Certifications for We Don't Talk Anymore
| Region | Certification | Certified units/sales |
| Germany (BVMI) | Gold | 500,000^{^} |
| Netherlands (NVPI) | Gold | 100,000^{^} |
| United Kingdom (BPI) | Gold | 500,000^{^} |
^{^} Shipments figures based on certification alone.

==Other versions==
- Due to sanctions on the EMI label in Rhodesia (now known as Zimbabwe), Richard's version was not able to be released there.

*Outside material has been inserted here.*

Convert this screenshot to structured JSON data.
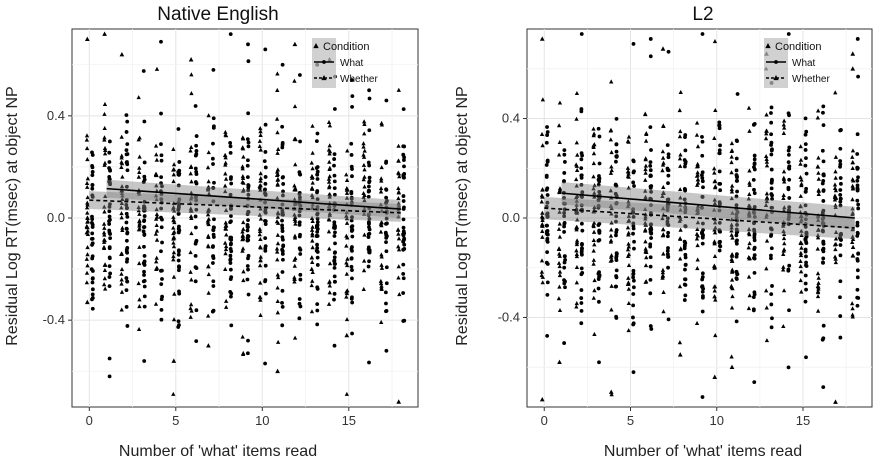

Therefore, a cover version by Robin Young was released, which peaked at number 2 in December 1979.
- In 1979, Mary Roos released a German-language version of the song, titled "Ich werde geh'n heute Nacht", which peaked at number 25 on the German Singles Chart.
- In 1980, Brotherhood of Man covered the song on their album Sing 20 Number One Hits.
- In 1981, the Shadows released an instrumental version of the song on their album Hits Right Up Your Street.
- In 1982, Cliff Richard recorded a live version with the London Philharmonic Orchestra, which was released on the 1983 album Dressed for the Occasion.